Can music save your life?

The idea that a band can save your life tends to divide people. I’ve spoken with musicians who take pride in the notion that someone can feel so strongly about something they’ve created, and others who feel daunted by the prospect of unwittingly holding such responsibility over another person’s state of mind.

Considering the sentiment alone, this is a celebration of the musicians that have, unintentionally, created the soundtrack to my own rollercoaster through adolescence and adulthood.

I remember gawping into my MSN screen when a friend linked me to My Chemical Romance’s ‘I’m Not Okay (I Promise)’ for the first time. The exhale of Gerard Way’s vocals bubbled around in my brain, layered over ambitious riffs and rampant drums that made you feel like marching into school and sticking it to the bullies.

Identifying as little more than a music-obsessed emo in my teens, I went back to discover the rebellion contained within ‘I Brought You My Bullets’ and instantly felt like it was my duty to share this band with the world. It may not sound like much, but as social media grew and real life interactions lulled, having bands like My Chemical Romance to fuel new friendships saved so many of us from feeling locked away and alone.

I discovered The Movielife somewhere in the depths of MySpace around the same time, and instantly took comfort in knowing they would remain one of my favourite bands long after Tom had disabled his admin account.

Vinnie Caruana’s grimacing punk rock vocals couldn’t be more contrasted to the soaring sound of Gerard Way, but the passion he pummelled into every note was the same.
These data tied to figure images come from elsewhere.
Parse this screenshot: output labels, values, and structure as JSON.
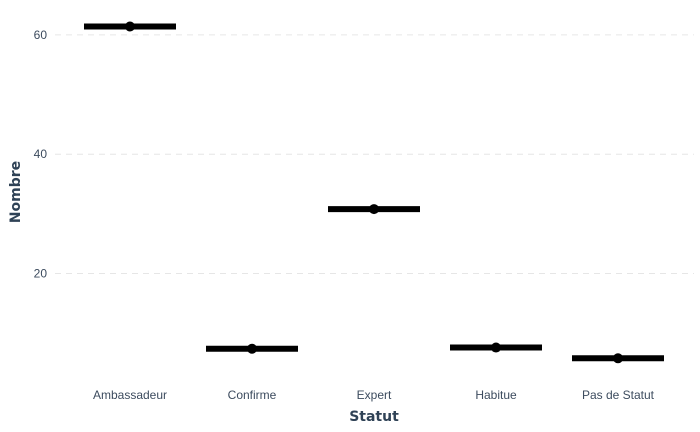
{
  "chart_data": {
    "type": "scatter",
    "title": "",
    "xlabel": "Statut",
    "ylabel": "Nombre",
    "categories": [
      "Ambassadeur",
      "Confirme",
      "Expert",
      "Habitue",
      "Pas de Statut"
    ],
    "values": [
      61.4,
      7.4,
      30.8,
      7.6,
      5.8
    ],
    "ylim": [
      3,
      65
    ],
    "yticks": [
      20,
      40,
      60
    ],
    "grid": true,
    "legend": "none",
    "colors": {
      "point": "#000000",
      "bar": "#000000",
      "grid": "#e6e6e6",
      "text": "#3c4b5e"
    }
  }
}
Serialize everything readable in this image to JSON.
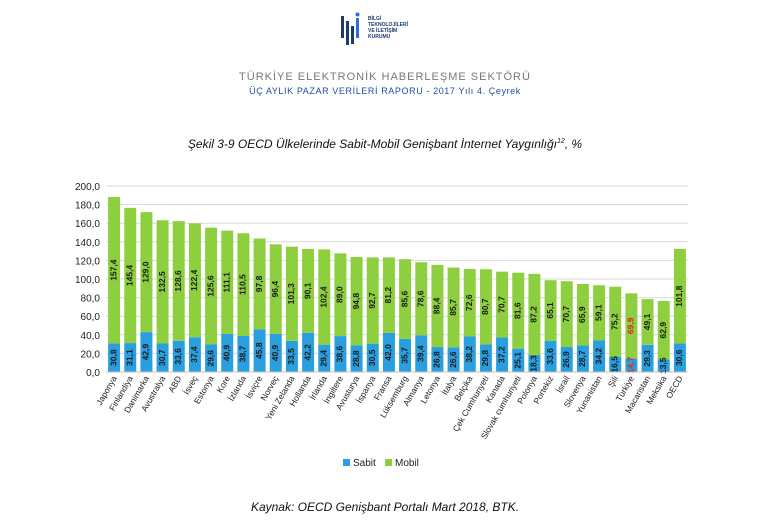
{
  "logo": {
    "lines": [
      "BİLGİ",
      "TEKNOLOJİLERİ",
      "VE İLETİŞİM",
      "KURUMU"
    ]
  },
  "header": {
    "title": "TÜRKİYE ELEKTRONİK HABERLEŞME SEKTÖRÜ",
    "subtitle": "ÜÇ AYLIK PAZAR VERİLERİ RAPORU - 2017 Yılı 4. Çeyrek"
  },
  "figure": {
    "title_main": "Şekil 3-9 OECD Ülkelerinde Sabit-Mobil Genişbant İnternet Yaygınlığı",
    "title_sup": "12",
    "title_tail": ", %"
  },
  "source": "Kaynak: OECD Genişbant Portalı Mart 2018, BTK.",
  "colors": {
    "sabit": "#2a9fe0",
    "mobil": "#8dcf3e",
    "highlight_label": "#e0251b",
    "grid": "#d9d9d9"
  },
  "chart_data": {
    "type": "bar",
    "stacked": true,
    "ylim": [
      0,
      200
    ],
    "yticks": [
      "0,0",
      "20,0",
      "40,0",
      "60,0",
      "80,0",
      "100,0",
      "120,0",
      "140,0",
      "160,0",
      "180,0",
      "200,0"
    ],
    "grid": true,
    "legend_position": "bottom",
    "categories": [
      "Japonya",
      "Finlandiya",
      "Danimarka",
      "Avustralya",
      "ABD",
      "İsveç",
      "Estonya",
      "Kore",
      "İzlanda",
      "İsviçre",
      "Norveç",
      "Yeni Zelanda",
      "Hollanda",
      "İrlanda",
      "İngiltere",
      "Avusturya",
      "İspanya",
      "Fransa",
      "Lüksemburg",
      "Almanya",
      "Letonya",
      "İtalya",
      "Belçika",
      "Çek Cumhuriyeti",
      "Kanada",
      "Slovak cumhuriyeti",
      "Polonya",
      "Portekiz",
      "İsrail",
      "Slovenya",
      "Yunanistan",
      "Şili",
      "Türkiye",
      "Macaristan",
      "Meksika",
      "OECD"
    ],
    "series": [
      {
        "name": "Sabit",
        "values": [
          30.8,
          31.1,
          42.9,
          30.7,
          33.6,
          37.4,
          29.6,
          40.9,
          38.7,
          45.8,
          40.9,
          33.5,
          42.2,
          29.4,
          38.6,
          28.8,
          30.5,
          42.0,
          35.7,
          39.4,
          26.8,
          26.6,
          38.2,
          29.8,
          37.2,
          25.1,
          18.3,
          33.6,
          26.9,
          28.7,
          34.2,
          16.5,
          14.7,
          29.3,
          13.5,
          30.6
        ],
        "labels": [
          "30,8",
          "31,1",
          "42,9",
          "30,7",
          "33,6",
          "37,4",
          "29,6",
          "40,9",
          "38,7",
          "45,8",
          "40,9",
          "33,5",
          "42,2",
          "29,4",
          "38,6",
          "28,8",
          "30,5",
          "42,0",
          "35,7",
          "39,4",
          "26,8",
          "26,6",
          "38,2",
          "29,8",
          "37,2",
          "25,1",
          "18,3",
          "33,6",
          "26,9",
          "28,7",
          "34,2",
          "16,5",
          "14,7",
          "29,3",
          "13,5",
          "30,6"
        ]
      },
      {
        "name": "Mobil",
        "values": [
          157.4,
          145.4,
          129.0,
          132.5,
          128.6,
          122.4,
          125.6,
          111.1,
          110.5,
          97.8,
          96.4,
          101.3,
          90.1,
          102.4,
          89.0,
          94.8,
          92.7,
          81.2,
          85.6,
          78.6,
          88.4,
          85.7,
          72.6,
          80.7,
          70.7,
          81.6,
          87.2,
          65.1,
          70.7,
          65.9,
          59.1,
          75.2,
          69.9,
          49.1,
          62.9,
          101.8
        ],
        "labels": [
          "157,4",
          "145,4",
          "129,0",
          "132,5",
          "128,6",
          "122,4",
          "125,6",
          "111,1",
          "110,5",
          "97,8",
          "96,4",
          "101,3",
          "90,1",
          "102,4",
          "89,0",
          "94,8",
          "92,7",
          "81,2",
          "85,6",
          "78,6",
          "88,4",
          "85,7",
          "72,6",
          "80,7",
          "70,7",
          "81,6",
          "87,2",
          "65,1",
          "70,7",
          "65,9",
          "59,1",
          "75,2",
          "69,9",
          "49,1",
          "62,9",
          "101,8"
        ]
      }
    ],
    "highlight_category": "Türkiye"
  }
}
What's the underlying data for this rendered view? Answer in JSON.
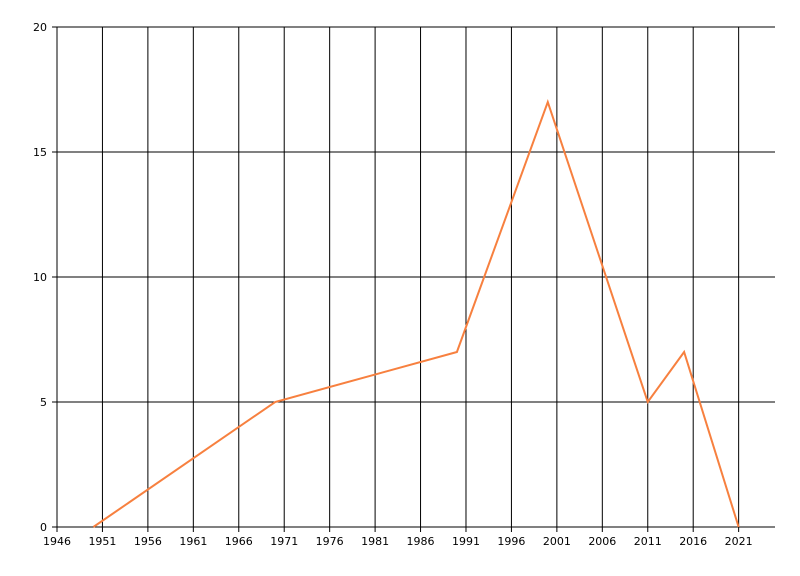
{
  "chart_data": {
    "type": "line",
    "x": [
      1950,
      1970,
      1990,
      2000,
      2011,
      2015,
      2021
    ],
    "values": [
      0,
      5,
      7,
      17,
      5,
      7,
      0
    ],
    "color": "#f7803f",
    "xlim": [
      1946,
      2025
    ],
    "xticks": [
      1946,
      1951,
      1956,
      1961,
      1966,
      1971,
      1976,
      1981,
      1986,
      1991,
      1996,
      2001,
      2006,
      2011,
      2016,
      2021
    ],
    "ylim": [
      0,
      20
    ],
    "yticks": [
      0,
      5,
      10,
      15,
      20
    ],
    "grid": true
  }
}
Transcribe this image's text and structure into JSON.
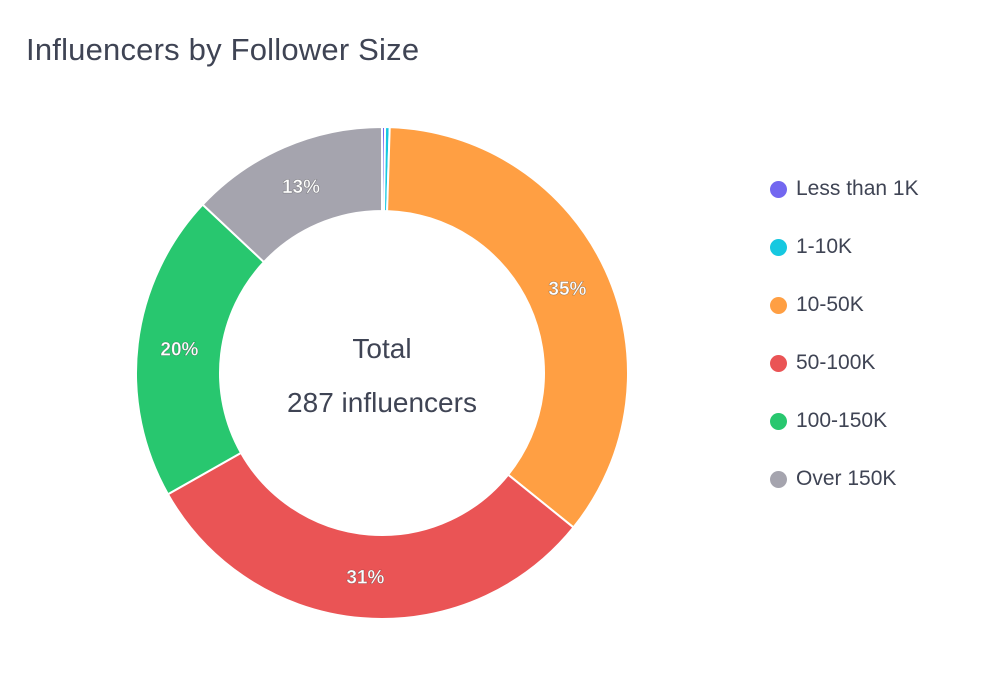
{
  "chart_data": {
    "type": "pie",
    "title": "Influencers by Follower Size",
    "center_label": {
      "line1": "Total",
      "line2": "287 influencers"
    },
    "categories": [
      "Less than 1K",
      "1-10K",
      "10-50K",
      "50-100K",
      "100-150K",
      "Over 150K"
    ],
    "values": [
      0.2,
      0.3,
      35.3,
      31.0,
      20.2,
      13.0
    ],
    "data_labels": [
      "",
      "",
      "35%",
      "31%",
      "20%",
      "13%"
    ],
    "colors": [
      "#7367f0",
      "#16c8e0",
      "#ff9f43",
      "#ea5455",
      "#28c76f",
      "#a5a4ae"
    ],
    "legend_position": "right"
  }
}
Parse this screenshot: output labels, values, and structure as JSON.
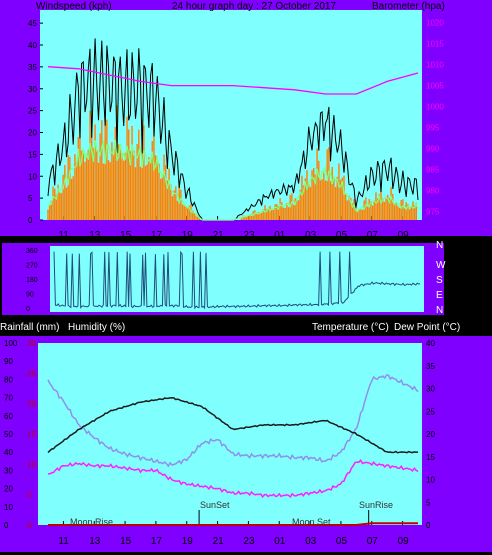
{
  "header": {
    "left": "Windspeed (kph)",
    "center": "24 hour graph day : 27 October 2017",
    "right": "Barometer (hpa)"
  },
  "wind_direction_letters": [
    "N",
    "W",
    "S",
    "E",
    "N"
  ],
  "lower_header": {
    "rainfall": "Rainfall (mm)",
    "humidity": "Humidity (%)",
    "temperature": "Temperature (°C)",
    "dewpoint": "Dew Point (°C)"
  },
  "annotations": {
    "sunset": "SunSet",
    "moonset": "Moon Set",
    "sunrise": "SunRise",
    "moonrise": "Moon Rise"
  },
  "colors": {
    "background": "#000000",
    "frame": "#8000ff",
    "plot": "#80ffff",
    "gust": "#000000",
    "wind_avg": "#80ff80",
    "wind_bar": "#ff8000",
    "barometer": "#ff00ff",
    "direction": "#1f4e79",
    "temperature": "#1a1a1a",
    "humidity": "#9090e8",
    "dewpoint": "#ff20ff",
    "rain": "#c00000"
  },
  "chart_data": [
    {
      "type": "line",
      "x_ticks": [
        "11",
        "13",
        "15",
        "17",
        "19",
        "21",
        "23",
        "01",
        "03",
        "05",
        "07",
        "09"
      ],
      "y_left": {
        "label": "Windspeed (kph)",
        "ticks": [
          0,
          5,
          10,
          15,
          20,
          25,
          30,
          35,
          40,
          45
        ],
        "ylim": [
          0,
          48
        ]
      },
      "y_right": {
        "label": "Barometer (hpa)",
        "ticks": [
          975,
          980,
          985,
          990,
          995,
          1000,
          1005,
          1010,
          1015,
          1020
        ],
        "ylim": [
          973,
          1023
        ]
      },
      "series": [
        {
          "name": "Barometer (hpa)",
          "axis": "right",
          "hours": [
            0,
            2,
            4,
            6,
            8,
            10,
            12,
            14,
            16,
            18,
            20,
            22,
            24
          ],
          "values": [
            1009.5,
            1009,
            1007.5,
            1006,
            1005,
            1005,
            1005,
            1004.5,
            1004,
            1003,
            1003,
            1006,
            1008
          ]
        },
        {
          "name": "gust (kph)",
          "axis": "left",
          "hours": [
            0,
            1,
            2,
            3,
            4,
            5,
            6,
            7,
            8,
            9,
            10,
            11,
            12,
            13,
            14,
            15,
            16,
            17,
            18,
            19,
            20,
            21,
            22,
            23,
            24
          ],
          "values": [
            10,
            20,
            35,
            38,
            37,
            35,
            36,
            33,
            18,
            8,
            0,
            0,
            0,
            3,
            6,
            8,
            9,
            22,
            27,
            20,
            5,
            12,
            14,
            10,
            9
          ]
        },
        {
          "name": "average (kph)",
          "axis": "left",
          "hours": [
            0,
            1,
            2,
            3,
            4,
            5,
            6,
            7,
            8,
            9,
            10,
            11,
            12,
            13,
            14,
            15,
            16,
            17,
            18,
            19,
            20,
            21,
            22,
            23,
            24
          ],
          "values": [
            3,
            8,
            14,
            16,
            16,
            15,
            15,
            13,
            7,
            3,
            0,
            0,
            0,
            1,
            2,
            3,
            4,
            9,
            11,
            8,
            2,
            4,
            5,
            3,
            3
          ]
        }
      ]
    },
    {
      "type": "line",
      "y_ticks": [
        0,
        90,
        180,
        270,
        360
      ],
      "series": [
        {
          "name": "wind direction",
          "hours": [
            0,
            1,
            2,
            3,
            4,
            5,
            6,
            7,
            8,
            9,
            10,
            11,
            12,
            13,
            14,
            15,
            16,
            17,
            18,
            19,
            20,
            21,
            22,
            23,
            24
          ],
          "values": [
            20,
            10,
            10,
            12,
            15,
            10,
            10,
            12,
            15,
            5,
            5,
            10,
            10,
            12,
            15,
            15,
            20,
            20,
            25,
            35,
            140,
            155,
            150,
            145,
            150
          ]
        }
      ]
    },
    {
      "type": "line",
      "x_ticks": [
        "11",
        "13",
        "15",
        "17",
        "19",
        "21",
        "23",
        "01",
        "03",
        "05",
        "07",
        "09"
      ],
      "y_left": {
        "label": "Humidity (%)",
        "ticks": [
          0,
          10,
          20,
          30,
          40,
          50,
          60,
          70,
          80,
          90,
          100
        ],
        "ylim": [
          0,
          100
        ]
      },
      "y_left_rain": {
        "label": "Rainfall (mm)",
        "ticks": [
          0,
          5,
          10,
          15,
          20,
          25,
          30
        ],
        "ylim": [
          0,
          30
        ]
      },
      "y_right": {
        "label": "Temperature (°C)",
        "ticks": [
          0,
          5,
          10,
          15,
          20,
          25,
          30,
          35,
          40
        ],
        "ylim": [
          0,
          40
        ]
      },
      "series": [
        {
          "name": "Temperature (°C)",
          "axis": "right",
          "hours": [
            0,
            2,
            4,
            6,
            8,
            10,
            12,
            14,
            16,
            18,
            20,
            22,
            24
          ],
          "values": [
            16,
            21,
            25,
            27,
            28,
            26,
            21,
            22,
            22,
            23,
            20,
            16,
            16
          ]
        },
        {
          "name": "Humidity (%)",
          "axis": "left",
          "hours": [
            0,
            1,
            2,
            3,
            4,
            5,
            6,
            7,
            8,
            9,
            10,
            11,
            12,
            13,
            14,
            15,
            16,
            17,
            18,
            19,
            20,
            21,
            22,
            23,
            24
          ],
          "values": [
            79,
            68,
            55,
            48,
            42,
            39,
            37,
            35,
            33,
            36,
            45,
            47,
            39,
            38,
            38,
            38,
            37,
            37,
            35,
            40,
            53,
            80,
            82,
            78,
            74
          ]
        },
        {
          "name": "Dew Point (°C)",
          "axis": "right",
          "hours": [
            0,
            1,
            2,
            3,
            4,
            5,
            6,
            7,
            8,
            9,
            10,
            11,
            12,
            13,
            14,
            15,
            16,
            17,
            18,
            19,
            20,
            21,
            22,
            23,
            24
          ],
          "values": [
            11,
            13,
            13.5,
            13,
            13,
            12.5,
            12,
            12,
            10,
            9,
            8.5,
            8,
            7,
            7,
            6.5,
            6.5,
            6.5,
            7,
            7.5,
            9,
            14,
            13.5,
            13,
            12.5,
            12
          ]
        },
        {
          "name": "Rainfall (mm)",
          "axis": "rain",
          "hours": [
            0,
            20,
            21,
            24
          ],
          "values": [
            0,
            0,
            0.3,
            0.3
          ]
        }
      ]
    }
  ]
}
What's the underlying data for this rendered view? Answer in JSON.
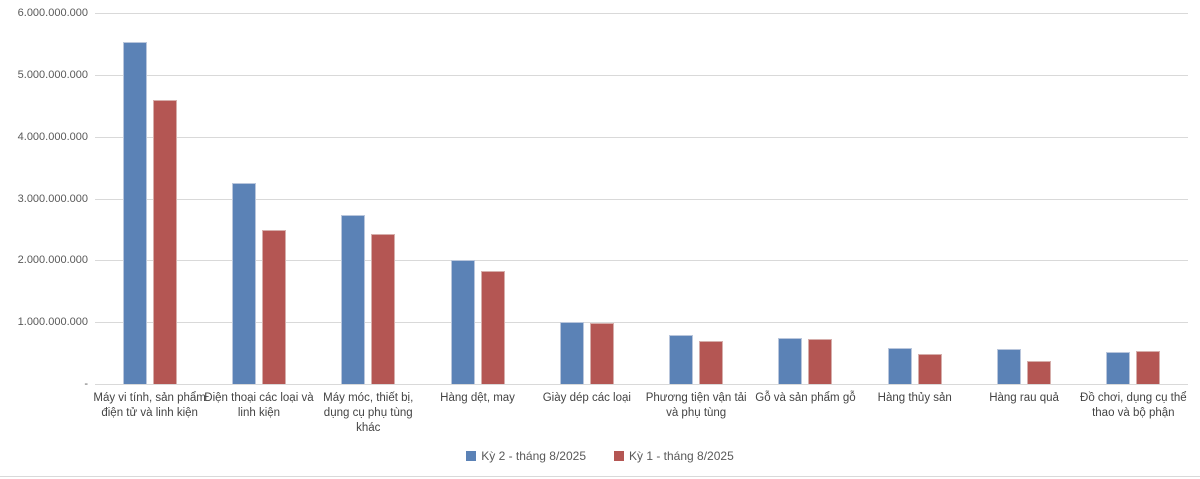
{
  "colors": {
    "series1_fill": "#5b82b6",
    "series1_border": "#b9c6dc",
    "series2_fill": "#b45653",
    "series2_border": "#d6aeab",
    "gridline": "#d9d9d9",
    "axis_text": "#595959",
    "category_text": "#444444"
  },
  "chart_data": {
    "type": "bar",
    "title": "",
    "xlabel": "",
    "ylabel": "",
    "grid": "horizontal",
    "legend_position": "bottom-center",
    "ylim": [
      0,
      6000000000
    ],
    "y_ticks": [
      6000000000,
      5000000000,
      4000000000,
      3000000000,
      2000000000,
      1000000000,
      0
    ],
    "y_tick_labels": [
      "6.000.000.000",
      "5.000.000.000",
      "4.000.000.000",
      "3.000.000.000",
      "2.000.000.000",
      "1.000.000.000",
      "-"
    ],
    "categories": [
      "Máy vi tính, sản phẩm điện tử và linh kiện",
      "Điện thoại các loại và linh kiện",
      "Máy móc, thiết bị, dụng cụ phụ tùng khác",
      "Hàng dệt, may",
      "Giày dép các loại",
      "Phương tiện vận tải và phụ tùng",
      "Gỗ và sản phẩm gỗ",
      "Hàng thủy sản",
      "Hàng rau quả",
      "Đồ chơi, dụng cụ thể thao và bộ phận"
    ],
    "series": [
      {
        "name": "Kỳ 2 - tháng 8/2025",
        "color_key": "series1",
        "values": [
          5530000000,
          3250000000,
          2740000000,
          2010000000,
          1010000000,
          790000000,
          740000000,
          590000000,
          560000000,
          520000000
        ]
      },
      {
        "name": "Kỳ 1 - tháng 8/2025",
        "color_key": "series2",
        "values": [
          4600000000,
          2490000000,
          2430000000,
          1830000000,
          980000000,
          700000000,
          720000000,
          480000000,
          380000000,
          530000000
        ]
      }
    ]
  }
}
I’d play ‘Kelly Song’ on repeat, relishing in the way Vinnie sang so concisely about complex, personal frustrations.

In school, I dedicated myself to listening to Alexisonfire on loop. The collaborative effort of all five members was as inspiring as the music they produced together. Even on record, you could hear them thrash about beside each other, feeding off the communal fury that structured the backbone of synonymous tracks like ‘Accidents’ and ‘Happiness By The Kilowatt’.

Then there was ‘Homeless Jazz ‘; my go-to track when letlive. first came into my life. It was chaotic, lawless and sort of messed up. The snarl of Jason Aalon Butler’s voice between lyrics encompassed the aggression I carried through life, coupled with an energetic release brought on by ruthless breakdowns and screaming guitar parts. The entirety of ‘Fake History’ became an anti-dote for times when I felt stuck trying make sense of things, providing an unexplainable genius that would make everything else feel inferior at that point in time.

More recently, it was our zine’s leading ladies, Camp Cope, that provided me with a renewed sense of self worth. Vocalist Georgia Maq epitomises singing from the heart, and does so with a naivety that my Spotify playlist was severely lacking. She sang about being a female in a male dominated world, about resisting the restraints of womanhood, all while encouraging an unspoken feeling of being powerful enough to own our anxieties. ‘Keep Growing’ is the fire-in-your-belly anthem that I still so often return to.

Taking ownership of your favourite bands and making their songs the soundtrack to your life is what makes music so personal, but remembering that you are choosing to live, choosing to surround yourself with things you feel passionate about, and choosing music as your escape, is the most wonderful thing of all.